If you’re reading this, the chances are that you’re an active sort of person and want to stay that way. One step beyond being active is activism – engaging in social, political and environmental causes that you strongly believe in. You may well have been doing this all your life, and now, when you probably have more time and resources, is certainly not the time to stop.

87-year-old Florence Seldin lives in Chatham on Cape Cod, Massachusetts. In 1920, when American women were given the right to vote, Florence’s mother was a 15-year-old for whom this historic victory was of vast significance. “She voted religiously and taught her kids to vote religiously,” Florence recalls. “Maybe my roots in activism start there.” Having served on local community committees all her life, she believes that it is now more important than ever to be an activist, and is working hard for affordable health care and climate change action. “Activism shows that people are together, and not alone in their concerns,” says Florence. “It doesn’t matter what your party affiliation is, if you believe in something you should stand up for it.”

The day after Trump’s inauguration she climbed onto one of seven buses hired by the League of Women Voters of the Cape Cod Area and headed to the Boston Women’s March for America. “It was really great,” she recalls. “There was an energy, a sense that people were raising their voices together.” Activism is nothing new to Florence Seldin.
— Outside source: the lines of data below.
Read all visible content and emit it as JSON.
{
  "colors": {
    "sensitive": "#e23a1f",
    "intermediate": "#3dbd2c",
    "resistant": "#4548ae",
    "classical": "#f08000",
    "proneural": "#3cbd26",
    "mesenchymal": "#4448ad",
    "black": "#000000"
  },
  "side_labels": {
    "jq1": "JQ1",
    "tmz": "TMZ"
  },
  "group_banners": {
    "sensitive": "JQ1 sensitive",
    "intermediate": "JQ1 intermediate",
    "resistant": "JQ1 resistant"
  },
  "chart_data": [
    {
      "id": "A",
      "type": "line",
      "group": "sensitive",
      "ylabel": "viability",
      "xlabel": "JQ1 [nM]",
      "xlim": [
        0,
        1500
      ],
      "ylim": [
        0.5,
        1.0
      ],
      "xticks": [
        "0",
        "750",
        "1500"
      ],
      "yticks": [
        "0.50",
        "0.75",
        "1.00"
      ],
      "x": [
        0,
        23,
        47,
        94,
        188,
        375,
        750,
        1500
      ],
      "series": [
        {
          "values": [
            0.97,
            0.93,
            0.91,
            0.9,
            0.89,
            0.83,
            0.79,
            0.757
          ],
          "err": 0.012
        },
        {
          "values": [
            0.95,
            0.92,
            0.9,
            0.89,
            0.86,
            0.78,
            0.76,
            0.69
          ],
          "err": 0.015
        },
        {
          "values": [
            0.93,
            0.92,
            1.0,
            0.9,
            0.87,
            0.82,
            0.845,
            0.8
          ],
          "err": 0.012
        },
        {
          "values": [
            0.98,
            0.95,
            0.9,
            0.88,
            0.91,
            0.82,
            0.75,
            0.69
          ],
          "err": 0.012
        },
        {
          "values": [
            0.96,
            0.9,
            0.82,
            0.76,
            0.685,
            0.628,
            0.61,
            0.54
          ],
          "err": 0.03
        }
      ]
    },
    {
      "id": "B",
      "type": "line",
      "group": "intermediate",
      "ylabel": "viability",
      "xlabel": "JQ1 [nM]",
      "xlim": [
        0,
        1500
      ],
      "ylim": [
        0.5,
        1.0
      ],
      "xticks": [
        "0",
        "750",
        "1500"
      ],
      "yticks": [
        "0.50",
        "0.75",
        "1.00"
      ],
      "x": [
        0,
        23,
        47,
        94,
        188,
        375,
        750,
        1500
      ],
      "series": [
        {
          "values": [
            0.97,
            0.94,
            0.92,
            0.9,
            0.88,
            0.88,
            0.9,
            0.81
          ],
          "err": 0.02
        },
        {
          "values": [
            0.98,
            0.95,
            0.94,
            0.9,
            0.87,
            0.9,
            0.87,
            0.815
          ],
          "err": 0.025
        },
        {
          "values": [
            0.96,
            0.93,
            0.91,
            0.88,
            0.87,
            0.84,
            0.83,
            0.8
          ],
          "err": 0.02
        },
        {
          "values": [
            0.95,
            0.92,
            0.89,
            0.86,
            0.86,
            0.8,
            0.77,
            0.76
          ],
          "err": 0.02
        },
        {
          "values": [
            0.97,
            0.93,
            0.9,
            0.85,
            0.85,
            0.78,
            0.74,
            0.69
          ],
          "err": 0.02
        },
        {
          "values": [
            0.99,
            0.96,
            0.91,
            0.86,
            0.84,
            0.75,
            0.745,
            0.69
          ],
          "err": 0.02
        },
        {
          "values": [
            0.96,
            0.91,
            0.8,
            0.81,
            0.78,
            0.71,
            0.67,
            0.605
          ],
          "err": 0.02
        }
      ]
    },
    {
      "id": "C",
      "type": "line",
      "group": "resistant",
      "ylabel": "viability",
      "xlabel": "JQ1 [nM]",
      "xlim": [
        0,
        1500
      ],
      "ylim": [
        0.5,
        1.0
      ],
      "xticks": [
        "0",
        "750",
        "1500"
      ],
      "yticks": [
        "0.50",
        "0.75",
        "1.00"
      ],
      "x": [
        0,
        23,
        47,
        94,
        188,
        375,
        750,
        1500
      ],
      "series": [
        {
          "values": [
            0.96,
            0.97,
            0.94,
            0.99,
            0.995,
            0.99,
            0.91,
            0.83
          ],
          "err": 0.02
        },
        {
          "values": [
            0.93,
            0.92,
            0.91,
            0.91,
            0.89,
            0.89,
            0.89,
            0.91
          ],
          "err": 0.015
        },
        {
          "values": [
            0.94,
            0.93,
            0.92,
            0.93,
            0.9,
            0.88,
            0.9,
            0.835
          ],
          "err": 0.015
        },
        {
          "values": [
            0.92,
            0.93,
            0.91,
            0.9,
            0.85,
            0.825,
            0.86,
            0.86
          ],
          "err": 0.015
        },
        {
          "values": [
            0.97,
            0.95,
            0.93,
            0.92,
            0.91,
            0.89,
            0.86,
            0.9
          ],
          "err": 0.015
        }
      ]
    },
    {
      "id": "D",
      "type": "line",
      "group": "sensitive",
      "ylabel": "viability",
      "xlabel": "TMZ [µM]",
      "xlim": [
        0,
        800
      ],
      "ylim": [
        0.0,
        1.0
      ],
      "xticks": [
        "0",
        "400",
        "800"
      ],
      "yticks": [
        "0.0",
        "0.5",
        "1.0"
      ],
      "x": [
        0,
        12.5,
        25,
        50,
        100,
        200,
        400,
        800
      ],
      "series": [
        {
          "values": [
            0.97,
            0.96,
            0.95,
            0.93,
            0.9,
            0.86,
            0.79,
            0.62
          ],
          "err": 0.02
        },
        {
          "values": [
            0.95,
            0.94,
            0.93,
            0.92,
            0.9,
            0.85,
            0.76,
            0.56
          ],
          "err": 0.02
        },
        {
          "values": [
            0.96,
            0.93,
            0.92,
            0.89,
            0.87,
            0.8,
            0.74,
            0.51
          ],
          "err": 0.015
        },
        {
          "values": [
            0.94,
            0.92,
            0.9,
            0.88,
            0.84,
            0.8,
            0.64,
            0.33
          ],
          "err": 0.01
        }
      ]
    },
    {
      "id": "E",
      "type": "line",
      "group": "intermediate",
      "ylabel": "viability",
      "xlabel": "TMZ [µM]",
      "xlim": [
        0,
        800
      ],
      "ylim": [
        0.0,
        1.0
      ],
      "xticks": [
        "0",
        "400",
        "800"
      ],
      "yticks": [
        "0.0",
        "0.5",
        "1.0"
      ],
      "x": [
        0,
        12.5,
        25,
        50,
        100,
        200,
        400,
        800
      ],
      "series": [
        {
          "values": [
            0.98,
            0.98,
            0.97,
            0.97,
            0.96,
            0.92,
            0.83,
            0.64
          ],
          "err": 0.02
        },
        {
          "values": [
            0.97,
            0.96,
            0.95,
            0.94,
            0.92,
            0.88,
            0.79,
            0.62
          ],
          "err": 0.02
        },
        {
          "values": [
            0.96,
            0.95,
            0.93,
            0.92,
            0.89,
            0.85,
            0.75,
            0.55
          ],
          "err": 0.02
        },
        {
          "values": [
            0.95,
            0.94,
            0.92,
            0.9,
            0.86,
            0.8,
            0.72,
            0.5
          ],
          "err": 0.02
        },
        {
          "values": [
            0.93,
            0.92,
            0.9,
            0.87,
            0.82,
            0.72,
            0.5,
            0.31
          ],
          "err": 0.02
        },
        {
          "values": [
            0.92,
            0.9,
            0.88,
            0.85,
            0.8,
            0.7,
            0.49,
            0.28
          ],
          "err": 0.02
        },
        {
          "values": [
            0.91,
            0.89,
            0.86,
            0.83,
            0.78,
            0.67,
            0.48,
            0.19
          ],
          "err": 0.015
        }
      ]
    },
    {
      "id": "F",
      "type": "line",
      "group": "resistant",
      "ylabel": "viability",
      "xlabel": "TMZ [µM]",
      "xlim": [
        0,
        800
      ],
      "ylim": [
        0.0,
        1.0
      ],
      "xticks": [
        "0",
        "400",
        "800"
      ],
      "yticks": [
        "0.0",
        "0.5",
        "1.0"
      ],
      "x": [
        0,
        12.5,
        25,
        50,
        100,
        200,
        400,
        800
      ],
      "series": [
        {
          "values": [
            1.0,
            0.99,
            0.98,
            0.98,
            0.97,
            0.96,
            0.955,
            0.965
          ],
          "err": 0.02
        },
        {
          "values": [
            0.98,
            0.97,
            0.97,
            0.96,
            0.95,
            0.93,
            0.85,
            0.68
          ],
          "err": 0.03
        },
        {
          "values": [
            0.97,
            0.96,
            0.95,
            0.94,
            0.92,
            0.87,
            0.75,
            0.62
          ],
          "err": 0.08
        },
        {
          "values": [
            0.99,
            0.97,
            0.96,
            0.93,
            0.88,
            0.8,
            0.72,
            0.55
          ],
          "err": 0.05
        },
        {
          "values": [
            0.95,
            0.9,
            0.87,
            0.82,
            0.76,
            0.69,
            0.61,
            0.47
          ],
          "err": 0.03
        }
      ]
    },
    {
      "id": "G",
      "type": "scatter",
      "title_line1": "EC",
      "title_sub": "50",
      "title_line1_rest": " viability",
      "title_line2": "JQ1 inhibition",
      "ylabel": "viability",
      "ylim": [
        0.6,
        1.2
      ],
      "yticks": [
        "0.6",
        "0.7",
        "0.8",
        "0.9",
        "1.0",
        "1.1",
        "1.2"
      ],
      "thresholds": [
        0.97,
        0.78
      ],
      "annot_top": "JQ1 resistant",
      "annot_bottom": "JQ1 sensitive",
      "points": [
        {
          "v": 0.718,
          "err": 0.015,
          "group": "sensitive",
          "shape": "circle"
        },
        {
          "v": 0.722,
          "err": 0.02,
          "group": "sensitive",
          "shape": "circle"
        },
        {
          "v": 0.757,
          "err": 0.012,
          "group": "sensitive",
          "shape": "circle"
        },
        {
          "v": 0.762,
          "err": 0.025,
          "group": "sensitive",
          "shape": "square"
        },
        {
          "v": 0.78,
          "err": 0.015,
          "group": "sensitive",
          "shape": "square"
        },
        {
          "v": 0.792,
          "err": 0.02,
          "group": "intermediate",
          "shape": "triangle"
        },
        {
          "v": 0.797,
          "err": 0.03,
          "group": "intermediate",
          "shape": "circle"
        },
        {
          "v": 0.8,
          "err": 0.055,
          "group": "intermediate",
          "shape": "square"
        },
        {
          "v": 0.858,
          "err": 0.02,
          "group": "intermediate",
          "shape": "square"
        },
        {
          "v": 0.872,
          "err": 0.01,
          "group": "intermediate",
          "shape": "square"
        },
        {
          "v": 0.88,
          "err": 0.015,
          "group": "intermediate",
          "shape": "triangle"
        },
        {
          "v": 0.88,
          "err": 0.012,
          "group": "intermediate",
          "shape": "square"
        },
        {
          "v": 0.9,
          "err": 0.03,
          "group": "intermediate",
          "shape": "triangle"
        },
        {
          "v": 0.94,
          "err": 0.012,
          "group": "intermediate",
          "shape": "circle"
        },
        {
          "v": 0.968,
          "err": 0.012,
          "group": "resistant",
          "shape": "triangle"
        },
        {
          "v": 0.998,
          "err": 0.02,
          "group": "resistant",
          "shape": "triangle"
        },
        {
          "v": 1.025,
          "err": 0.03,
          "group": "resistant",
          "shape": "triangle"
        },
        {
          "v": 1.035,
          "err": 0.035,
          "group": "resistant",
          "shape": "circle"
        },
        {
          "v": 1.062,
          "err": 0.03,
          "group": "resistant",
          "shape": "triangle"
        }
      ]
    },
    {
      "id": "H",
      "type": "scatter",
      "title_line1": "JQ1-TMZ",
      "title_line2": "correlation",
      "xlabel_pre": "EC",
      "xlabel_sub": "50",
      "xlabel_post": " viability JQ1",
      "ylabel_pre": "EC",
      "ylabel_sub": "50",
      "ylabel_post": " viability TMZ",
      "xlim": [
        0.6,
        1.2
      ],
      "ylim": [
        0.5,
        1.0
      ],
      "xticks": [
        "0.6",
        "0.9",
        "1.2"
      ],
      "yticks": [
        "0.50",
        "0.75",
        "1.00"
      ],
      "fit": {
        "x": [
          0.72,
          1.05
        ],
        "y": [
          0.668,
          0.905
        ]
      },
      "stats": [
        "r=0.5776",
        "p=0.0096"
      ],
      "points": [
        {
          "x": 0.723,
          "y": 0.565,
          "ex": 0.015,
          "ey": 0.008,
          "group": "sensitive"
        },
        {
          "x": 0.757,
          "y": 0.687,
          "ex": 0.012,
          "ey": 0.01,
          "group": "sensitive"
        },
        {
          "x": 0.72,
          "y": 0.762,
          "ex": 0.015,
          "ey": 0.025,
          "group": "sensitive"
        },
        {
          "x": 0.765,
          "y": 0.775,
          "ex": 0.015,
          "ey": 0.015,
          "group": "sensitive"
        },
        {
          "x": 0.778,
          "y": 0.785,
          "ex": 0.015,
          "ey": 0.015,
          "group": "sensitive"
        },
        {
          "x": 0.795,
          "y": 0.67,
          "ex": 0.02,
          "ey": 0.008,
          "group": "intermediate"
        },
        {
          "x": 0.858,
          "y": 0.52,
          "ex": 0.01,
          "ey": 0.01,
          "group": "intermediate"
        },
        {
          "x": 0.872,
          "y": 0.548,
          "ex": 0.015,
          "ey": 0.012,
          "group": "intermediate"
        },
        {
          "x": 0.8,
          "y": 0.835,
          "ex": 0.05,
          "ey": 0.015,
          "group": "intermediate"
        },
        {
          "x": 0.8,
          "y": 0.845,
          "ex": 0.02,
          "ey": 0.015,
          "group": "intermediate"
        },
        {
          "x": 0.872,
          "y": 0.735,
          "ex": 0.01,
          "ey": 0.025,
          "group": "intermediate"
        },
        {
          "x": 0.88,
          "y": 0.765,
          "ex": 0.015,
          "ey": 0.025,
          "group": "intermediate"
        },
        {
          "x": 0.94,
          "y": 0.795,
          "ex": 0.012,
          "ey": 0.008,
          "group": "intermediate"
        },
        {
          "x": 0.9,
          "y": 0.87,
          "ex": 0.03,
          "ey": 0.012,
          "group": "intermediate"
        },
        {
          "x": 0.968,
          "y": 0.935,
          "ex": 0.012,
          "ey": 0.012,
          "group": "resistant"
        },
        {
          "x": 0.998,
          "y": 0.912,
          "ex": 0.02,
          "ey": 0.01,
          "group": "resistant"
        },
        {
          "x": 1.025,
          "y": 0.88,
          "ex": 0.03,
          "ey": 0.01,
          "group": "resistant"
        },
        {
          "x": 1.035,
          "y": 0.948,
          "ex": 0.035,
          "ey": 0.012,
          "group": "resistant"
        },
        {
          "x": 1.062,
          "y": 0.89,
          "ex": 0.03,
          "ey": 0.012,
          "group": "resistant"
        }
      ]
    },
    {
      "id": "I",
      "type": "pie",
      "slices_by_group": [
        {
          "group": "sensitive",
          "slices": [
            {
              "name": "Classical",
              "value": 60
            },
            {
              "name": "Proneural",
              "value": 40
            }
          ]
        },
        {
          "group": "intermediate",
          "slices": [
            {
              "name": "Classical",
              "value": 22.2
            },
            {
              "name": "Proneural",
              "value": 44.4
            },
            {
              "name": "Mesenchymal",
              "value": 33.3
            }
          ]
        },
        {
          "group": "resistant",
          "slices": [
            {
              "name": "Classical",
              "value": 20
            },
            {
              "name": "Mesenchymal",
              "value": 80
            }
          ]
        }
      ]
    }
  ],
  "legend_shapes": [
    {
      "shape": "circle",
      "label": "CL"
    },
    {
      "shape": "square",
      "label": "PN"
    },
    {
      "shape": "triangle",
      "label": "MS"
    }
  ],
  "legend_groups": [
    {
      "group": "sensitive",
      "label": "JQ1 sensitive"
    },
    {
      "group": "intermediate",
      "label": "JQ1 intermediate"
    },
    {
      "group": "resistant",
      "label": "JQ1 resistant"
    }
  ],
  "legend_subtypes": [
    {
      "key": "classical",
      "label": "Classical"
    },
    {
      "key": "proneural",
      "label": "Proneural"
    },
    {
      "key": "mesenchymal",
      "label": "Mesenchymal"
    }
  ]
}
In the 1970s, when she was a school administrator in New York State, she participated in a statewide commission looking at discrimination against women. On Cape Cod she has worked on affordable housing issues and women’s voter registration. And why does she do it? “I’m an activist for my grandchildren,” she says. “It would be easy to sit at home, put my feet up, read my books. But democracy is not a spectator sport.”

Florence is just one among many thousands of older people working hard to uphold citizen rights and privileges, work for equality and freedom, and protect our precious natural environment. And as she says, when we work together for positive change we really can make a difference.